UConn Extension has a long history of delivering high-quality educational experiences to the citizens of Connecticut. These programs enhance the wellbeing of families, communities, and businesses across the state. Extension faculty and staff plan and implement programs, and feel a deep sense of pride and commitment to extending knowledge, and very often, changing lives in the process.
Many Extension employees and retirees feel strongly about the need to give back to the organization that gave them their livelihood. Two of UConn Extension’s generous donors, one a current employee and the other retired, explain why they give back, and what it means to see their contributions enhance the lives of others.
Nancy Bull, Extension Professor
“Why give? Giving was part of my growing up as I watched my parents involved with my dad’s students and my mom’s social organizations. When I started in Extension, I saw how much 4-H volunteers gave of their time and talents, and how unselfish they were. While we did not always agree on how to do something, or why we should do so, had it not been for the volunteers involved in the 4-H and county fair programs, there would have not been the opportunity for so many youth to learn and grow.

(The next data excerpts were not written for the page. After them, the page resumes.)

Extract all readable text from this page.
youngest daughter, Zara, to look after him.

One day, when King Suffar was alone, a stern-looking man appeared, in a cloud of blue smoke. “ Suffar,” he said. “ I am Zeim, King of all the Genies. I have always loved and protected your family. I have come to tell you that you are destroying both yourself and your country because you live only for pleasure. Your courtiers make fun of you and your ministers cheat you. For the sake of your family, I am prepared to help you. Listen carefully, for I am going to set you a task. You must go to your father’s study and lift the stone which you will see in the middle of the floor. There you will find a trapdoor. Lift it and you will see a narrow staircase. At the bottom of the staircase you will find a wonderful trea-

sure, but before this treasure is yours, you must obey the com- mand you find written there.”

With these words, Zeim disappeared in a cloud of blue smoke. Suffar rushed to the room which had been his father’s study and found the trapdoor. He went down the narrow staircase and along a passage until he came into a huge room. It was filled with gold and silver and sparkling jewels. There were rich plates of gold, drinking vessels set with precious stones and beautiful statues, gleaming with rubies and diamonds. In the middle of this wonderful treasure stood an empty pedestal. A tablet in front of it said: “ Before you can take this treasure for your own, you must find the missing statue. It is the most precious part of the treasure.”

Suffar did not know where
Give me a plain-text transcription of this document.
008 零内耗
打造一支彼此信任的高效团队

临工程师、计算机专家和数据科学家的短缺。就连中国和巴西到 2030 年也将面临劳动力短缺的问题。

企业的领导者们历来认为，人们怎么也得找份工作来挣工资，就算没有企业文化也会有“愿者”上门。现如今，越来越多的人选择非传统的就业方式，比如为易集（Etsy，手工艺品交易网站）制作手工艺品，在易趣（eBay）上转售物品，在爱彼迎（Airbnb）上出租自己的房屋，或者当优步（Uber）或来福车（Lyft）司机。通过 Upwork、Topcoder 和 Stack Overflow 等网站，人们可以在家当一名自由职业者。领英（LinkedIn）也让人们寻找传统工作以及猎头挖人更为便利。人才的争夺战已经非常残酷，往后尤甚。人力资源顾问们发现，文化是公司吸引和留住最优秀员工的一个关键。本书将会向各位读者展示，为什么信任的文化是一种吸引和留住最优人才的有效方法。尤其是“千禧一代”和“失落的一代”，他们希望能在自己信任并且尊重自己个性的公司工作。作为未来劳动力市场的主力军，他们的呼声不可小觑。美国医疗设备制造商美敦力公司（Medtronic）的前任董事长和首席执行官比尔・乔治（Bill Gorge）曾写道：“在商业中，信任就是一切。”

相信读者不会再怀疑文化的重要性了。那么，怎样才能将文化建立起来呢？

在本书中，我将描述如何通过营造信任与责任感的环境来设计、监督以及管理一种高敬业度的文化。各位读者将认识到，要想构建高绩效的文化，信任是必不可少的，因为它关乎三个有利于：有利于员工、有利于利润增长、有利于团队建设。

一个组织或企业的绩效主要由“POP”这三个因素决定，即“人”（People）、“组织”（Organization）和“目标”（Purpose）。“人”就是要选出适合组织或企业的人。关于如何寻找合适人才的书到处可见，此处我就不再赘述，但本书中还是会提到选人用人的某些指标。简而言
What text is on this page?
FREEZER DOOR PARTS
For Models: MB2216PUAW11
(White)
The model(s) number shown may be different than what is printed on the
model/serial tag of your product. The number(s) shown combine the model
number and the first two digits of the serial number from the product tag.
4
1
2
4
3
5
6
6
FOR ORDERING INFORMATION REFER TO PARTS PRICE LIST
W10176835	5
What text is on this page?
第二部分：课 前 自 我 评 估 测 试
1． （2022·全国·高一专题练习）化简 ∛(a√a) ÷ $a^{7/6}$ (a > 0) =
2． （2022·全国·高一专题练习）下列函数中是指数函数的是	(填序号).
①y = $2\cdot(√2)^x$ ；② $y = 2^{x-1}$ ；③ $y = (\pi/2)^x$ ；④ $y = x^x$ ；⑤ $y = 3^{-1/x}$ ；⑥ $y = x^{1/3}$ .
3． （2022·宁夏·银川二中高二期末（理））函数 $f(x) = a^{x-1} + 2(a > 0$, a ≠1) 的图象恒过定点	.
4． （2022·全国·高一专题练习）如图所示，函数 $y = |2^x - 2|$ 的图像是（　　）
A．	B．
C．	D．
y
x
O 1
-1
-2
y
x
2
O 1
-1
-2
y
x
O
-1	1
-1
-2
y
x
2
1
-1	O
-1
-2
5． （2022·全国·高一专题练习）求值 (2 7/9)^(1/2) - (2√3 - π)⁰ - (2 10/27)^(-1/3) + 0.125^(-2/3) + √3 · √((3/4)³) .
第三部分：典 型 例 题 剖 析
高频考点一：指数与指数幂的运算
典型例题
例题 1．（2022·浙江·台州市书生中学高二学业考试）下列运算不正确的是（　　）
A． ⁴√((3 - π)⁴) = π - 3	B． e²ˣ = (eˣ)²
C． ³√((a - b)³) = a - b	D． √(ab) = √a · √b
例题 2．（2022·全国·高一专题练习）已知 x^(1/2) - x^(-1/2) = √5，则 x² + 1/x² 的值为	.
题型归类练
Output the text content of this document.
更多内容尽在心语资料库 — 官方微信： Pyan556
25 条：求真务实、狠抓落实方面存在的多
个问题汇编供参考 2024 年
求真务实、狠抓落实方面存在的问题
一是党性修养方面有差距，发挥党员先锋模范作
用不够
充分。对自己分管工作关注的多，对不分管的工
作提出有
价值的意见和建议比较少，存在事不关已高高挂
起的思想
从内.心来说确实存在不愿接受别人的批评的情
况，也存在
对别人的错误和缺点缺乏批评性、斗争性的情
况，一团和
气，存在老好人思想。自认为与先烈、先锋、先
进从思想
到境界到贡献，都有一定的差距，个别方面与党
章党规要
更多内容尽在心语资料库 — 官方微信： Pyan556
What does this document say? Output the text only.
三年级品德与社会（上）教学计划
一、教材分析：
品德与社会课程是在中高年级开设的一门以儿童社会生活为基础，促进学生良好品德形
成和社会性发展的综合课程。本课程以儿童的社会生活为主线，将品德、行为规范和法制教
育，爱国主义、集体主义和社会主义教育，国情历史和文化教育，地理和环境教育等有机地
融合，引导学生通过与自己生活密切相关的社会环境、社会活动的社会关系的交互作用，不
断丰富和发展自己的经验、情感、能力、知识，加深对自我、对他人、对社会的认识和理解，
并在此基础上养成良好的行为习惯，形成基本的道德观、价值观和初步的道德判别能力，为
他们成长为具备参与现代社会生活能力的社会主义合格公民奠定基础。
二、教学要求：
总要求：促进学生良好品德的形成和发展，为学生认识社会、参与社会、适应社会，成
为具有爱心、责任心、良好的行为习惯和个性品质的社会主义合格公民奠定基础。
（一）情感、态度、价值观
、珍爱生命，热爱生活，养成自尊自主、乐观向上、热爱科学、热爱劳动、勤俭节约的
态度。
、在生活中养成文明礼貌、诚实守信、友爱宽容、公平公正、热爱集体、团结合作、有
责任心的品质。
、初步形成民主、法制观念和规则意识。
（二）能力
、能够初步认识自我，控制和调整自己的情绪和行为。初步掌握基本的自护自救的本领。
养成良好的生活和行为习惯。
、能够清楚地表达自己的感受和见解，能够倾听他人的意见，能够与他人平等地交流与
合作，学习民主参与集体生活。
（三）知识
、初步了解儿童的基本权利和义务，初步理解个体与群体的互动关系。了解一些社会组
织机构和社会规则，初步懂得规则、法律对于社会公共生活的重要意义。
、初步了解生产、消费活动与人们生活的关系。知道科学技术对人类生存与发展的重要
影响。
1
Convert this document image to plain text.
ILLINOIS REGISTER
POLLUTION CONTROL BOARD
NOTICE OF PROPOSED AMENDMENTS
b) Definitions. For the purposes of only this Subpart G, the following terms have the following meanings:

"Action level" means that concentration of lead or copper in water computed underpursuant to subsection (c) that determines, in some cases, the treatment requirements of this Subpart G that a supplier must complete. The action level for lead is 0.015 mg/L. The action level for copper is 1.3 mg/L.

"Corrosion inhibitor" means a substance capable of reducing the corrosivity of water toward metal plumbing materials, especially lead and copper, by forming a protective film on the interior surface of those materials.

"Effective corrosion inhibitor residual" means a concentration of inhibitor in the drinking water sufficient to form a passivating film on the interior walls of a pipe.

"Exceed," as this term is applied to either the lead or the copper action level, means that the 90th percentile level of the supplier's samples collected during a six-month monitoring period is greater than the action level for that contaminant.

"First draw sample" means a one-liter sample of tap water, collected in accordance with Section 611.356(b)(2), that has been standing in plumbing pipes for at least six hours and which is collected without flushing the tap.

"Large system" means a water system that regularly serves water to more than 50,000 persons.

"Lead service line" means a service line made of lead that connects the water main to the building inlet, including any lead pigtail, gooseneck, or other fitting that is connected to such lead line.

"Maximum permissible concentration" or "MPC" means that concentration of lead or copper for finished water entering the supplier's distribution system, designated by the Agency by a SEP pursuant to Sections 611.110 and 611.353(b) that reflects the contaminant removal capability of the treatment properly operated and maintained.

It is the give and take between and among our engaged volunteers that is humbling for me. Giving of time is not always possible, and so at times I have chosen to give money. I have seen what our Connecticut volunteers can do with donated funds given by others, and what a difference those funds can make.
Over the decades of being involved with 4-H I have watched volunteers who had very little in material goods, give
of their time over and over again, even when their opinions were not always in line with mine. As we watch youth grow and evolve, I can see the next generation of volunteers emerging. Hopefully a few dollars here or there will make their roles and responsibilities a little easier, and the load a little lighter.”
Carole Eller, Retired Extension Educator
“I began working for Cooperative Extension with the 4-H Youth Development Program when I was in college. For two summers I was the water- front Director at Nassau County 4-H Camp. It was there I learned that women didn’t need to be Home Economists to be educators. My first job was in Niagara County, NY. Here, I was able to do wonderful things for low-income girls. I got people to donate money that allowed girls in the summer program to be taken to dinner at an up-scale restaurant, a first experience, and high school students to attend a concert and summer stock performance. I could see the importance of private donations to the lives of 4-Hers.
I was non-traditional in many ways. 4-H was not all cows and cooking. I worked in New Jersey, and then came to Connecticut in the mid 1970’s. First, working in Windham County and then Tolland. At about this time, Elsie Trabue, a former secretary in the state office died and left a trust fund with the university for 4-H. This money had few, if any strings attached, and it provided funds for rich experiences for kids. She set an example for me. I want all children to have the experiences of a 4-H program, not necessarily in a specific project area, but citizenship, leadership, science and technology. I hope that my contributions help future Extension Educators have the resources to keep reaching out and expanding kids horizons, making the world exciting in positive ways.”
As we look to the future of Extension and the ability to provide innovative programming that impacts families and communities across the state, support is needed more than ever.